Consider any service industry such as teaching, banking or restaurants. Each of these industries has its unique set of challenges – not only in its industry but also as an organization’s maturity grows. For example, as a restaurant grows from a neighborhood eatery to a national chain, the ways of working must become more formalized. This formalization enables the restaurant to be more consistent in its delivery of services and, hopefully, to be more profitable.
The restaurant may choose to develop its own ways of working or may refer to any number of restaurant best practices that exist. These published best practices enable the restaurant to learn from what others have done, which is the most effective way of conducting business.
Over many decades, IT has emerged as a service provider. Instead of just providing technology, the business depends on IT to deliver services. These services facilitate the business’ outcomes to be achieved. As a service provider, an IT organization may choose to develop its own ways of working or may learn from others in the industry. This is where the Information Technology Infrastructure Library (ITIL®) comes into play.

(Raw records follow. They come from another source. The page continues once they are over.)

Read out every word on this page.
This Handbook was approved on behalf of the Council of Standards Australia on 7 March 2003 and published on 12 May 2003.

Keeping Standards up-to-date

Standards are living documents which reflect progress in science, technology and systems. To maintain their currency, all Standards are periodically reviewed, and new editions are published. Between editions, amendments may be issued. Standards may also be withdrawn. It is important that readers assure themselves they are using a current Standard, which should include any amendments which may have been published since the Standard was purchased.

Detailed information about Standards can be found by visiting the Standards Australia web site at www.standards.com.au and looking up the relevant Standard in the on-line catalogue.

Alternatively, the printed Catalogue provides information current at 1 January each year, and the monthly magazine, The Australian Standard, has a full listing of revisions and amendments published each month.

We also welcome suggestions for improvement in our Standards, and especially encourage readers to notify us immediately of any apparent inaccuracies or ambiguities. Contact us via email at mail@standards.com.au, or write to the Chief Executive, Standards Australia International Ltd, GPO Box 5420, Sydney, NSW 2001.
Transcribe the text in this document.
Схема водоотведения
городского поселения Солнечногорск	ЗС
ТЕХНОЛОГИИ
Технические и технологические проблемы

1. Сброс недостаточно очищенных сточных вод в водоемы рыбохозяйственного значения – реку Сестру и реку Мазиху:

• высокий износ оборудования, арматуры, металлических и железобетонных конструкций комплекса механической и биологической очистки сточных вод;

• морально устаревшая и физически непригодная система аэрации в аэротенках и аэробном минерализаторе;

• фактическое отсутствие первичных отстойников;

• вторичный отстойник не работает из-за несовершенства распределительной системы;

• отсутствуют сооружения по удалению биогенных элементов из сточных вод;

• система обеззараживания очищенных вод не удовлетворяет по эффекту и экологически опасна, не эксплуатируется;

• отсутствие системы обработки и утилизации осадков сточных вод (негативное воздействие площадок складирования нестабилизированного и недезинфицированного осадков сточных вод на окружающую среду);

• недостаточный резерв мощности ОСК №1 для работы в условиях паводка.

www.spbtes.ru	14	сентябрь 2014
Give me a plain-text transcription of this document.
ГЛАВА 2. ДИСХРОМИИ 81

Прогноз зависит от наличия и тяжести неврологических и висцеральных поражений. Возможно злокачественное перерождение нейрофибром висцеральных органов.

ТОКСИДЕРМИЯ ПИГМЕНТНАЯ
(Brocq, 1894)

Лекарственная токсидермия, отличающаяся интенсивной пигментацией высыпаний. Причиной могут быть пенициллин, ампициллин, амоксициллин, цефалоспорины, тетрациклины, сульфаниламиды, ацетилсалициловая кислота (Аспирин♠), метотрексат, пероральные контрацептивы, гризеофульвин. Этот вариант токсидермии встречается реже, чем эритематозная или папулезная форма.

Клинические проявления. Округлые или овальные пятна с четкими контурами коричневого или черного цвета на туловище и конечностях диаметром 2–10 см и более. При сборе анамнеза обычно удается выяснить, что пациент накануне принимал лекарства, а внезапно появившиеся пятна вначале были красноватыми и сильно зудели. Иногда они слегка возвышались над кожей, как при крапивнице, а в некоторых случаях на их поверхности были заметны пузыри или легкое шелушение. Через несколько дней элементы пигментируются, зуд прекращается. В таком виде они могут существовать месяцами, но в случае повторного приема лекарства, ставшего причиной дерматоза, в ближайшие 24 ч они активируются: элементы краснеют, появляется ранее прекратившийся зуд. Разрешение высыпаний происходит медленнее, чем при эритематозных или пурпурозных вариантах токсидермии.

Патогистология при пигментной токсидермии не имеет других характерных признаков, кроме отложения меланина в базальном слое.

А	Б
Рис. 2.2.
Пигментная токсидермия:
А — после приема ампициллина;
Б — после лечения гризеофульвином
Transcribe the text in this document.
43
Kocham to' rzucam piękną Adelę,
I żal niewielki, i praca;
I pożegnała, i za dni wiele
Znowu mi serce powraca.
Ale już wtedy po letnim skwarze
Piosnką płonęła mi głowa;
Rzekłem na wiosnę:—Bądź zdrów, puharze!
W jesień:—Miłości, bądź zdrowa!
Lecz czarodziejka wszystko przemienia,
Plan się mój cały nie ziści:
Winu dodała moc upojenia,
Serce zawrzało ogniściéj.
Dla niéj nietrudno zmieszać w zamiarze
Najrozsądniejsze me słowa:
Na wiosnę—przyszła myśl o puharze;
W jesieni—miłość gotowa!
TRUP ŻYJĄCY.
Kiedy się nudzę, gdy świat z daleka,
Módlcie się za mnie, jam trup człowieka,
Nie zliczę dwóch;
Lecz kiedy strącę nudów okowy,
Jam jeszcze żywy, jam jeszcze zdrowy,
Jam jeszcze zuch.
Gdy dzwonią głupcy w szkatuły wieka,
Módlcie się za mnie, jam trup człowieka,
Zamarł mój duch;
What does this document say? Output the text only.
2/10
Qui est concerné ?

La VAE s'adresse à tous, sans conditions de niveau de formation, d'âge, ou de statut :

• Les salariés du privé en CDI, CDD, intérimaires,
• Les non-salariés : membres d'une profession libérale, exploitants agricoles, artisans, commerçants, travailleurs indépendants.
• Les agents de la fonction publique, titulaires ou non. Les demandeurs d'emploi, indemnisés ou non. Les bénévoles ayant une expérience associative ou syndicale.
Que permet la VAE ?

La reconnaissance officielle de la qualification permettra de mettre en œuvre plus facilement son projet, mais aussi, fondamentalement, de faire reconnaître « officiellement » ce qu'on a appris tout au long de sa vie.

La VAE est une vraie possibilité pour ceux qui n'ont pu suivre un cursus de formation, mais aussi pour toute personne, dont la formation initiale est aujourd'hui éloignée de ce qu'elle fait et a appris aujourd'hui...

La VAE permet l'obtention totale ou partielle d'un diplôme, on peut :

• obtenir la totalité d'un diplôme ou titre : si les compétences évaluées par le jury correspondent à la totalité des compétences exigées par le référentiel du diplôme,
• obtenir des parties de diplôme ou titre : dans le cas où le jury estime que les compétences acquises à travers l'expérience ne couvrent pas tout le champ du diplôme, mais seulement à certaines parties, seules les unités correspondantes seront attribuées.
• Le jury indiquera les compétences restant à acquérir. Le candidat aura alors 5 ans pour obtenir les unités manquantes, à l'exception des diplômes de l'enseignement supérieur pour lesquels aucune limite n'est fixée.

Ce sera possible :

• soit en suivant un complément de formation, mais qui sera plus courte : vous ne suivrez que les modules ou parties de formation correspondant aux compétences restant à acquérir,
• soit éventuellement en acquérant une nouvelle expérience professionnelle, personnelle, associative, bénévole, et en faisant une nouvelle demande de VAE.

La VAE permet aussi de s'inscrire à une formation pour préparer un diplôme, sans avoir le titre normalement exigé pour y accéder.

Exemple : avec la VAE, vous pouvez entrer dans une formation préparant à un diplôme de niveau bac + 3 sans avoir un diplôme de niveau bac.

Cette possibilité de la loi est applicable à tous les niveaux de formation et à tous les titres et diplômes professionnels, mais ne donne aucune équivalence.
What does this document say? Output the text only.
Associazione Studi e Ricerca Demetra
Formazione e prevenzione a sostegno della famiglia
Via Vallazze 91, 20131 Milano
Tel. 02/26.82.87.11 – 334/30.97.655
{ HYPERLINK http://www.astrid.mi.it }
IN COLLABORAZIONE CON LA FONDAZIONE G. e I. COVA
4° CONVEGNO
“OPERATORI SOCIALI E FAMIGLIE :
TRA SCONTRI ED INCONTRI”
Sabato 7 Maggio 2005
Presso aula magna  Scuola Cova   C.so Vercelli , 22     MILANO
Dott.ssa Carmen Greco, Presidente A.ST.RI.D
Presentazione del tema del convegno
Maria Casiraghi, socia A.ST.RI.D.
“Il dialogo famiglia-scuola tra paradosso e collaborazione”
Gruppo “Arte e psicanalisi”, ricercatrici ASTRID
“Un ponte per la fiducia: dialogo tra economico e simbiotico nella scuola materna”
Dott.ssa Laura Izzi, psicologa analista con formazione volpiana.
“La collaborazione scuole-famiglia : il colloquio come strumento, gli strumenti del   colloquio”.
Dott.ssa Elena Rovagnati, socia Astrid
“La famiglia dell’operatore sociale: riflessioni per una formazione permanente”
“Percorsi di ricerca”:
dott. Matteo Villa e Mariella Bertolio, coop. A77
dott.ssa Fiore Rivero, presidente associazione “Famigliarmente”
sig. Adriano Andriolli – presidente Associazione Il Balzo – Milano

Just as an economist doesn’t learn economics from on-the-job training, but from books on economics, we in IT now have an authoritative set of books to rely on for guidance.
Written by people in the IT industry, ITIL is a set of best practices that an IT organization may choose to implement as its way of working. The five volumes of ITIL provide a methodology to manage the life of an IT service through service strategy, service design, service transition, service operation and continual service improvement.
As an IT organization grows, ITIL’s set of practices come in handy. Instead of struggling through organizational growth, ITIL provides a vision for the IT service provider.
Since its debut in the 1980s, ITIL has been adopted by organizations of every industry. As IT has matured alongside the business, new best practices have been established and incorporated into ITIL. In their latest publication, the ITIL 2011 edition provides a comprehensive set of best practices at all levels — from high-level decision-making to daily operation of services.
The true benefit of ITIL, however, is that an organization does not have to adopt each and every best practice. ITIL is flexible enough that it doesn’t require every bit of it to be adopted. Instead, an organization can choose the parts to adopt, and as the organization grows not only in size but also maturity, further investment can be made in adopting additional ITIL best practices.
As ITIL adoption continues to grow, there is nothing that limits an organization from going beyond the bounds of the pages in the ITIL guidance. Such organizations will produce the next set of best practices that will be included in future publications of ITIL.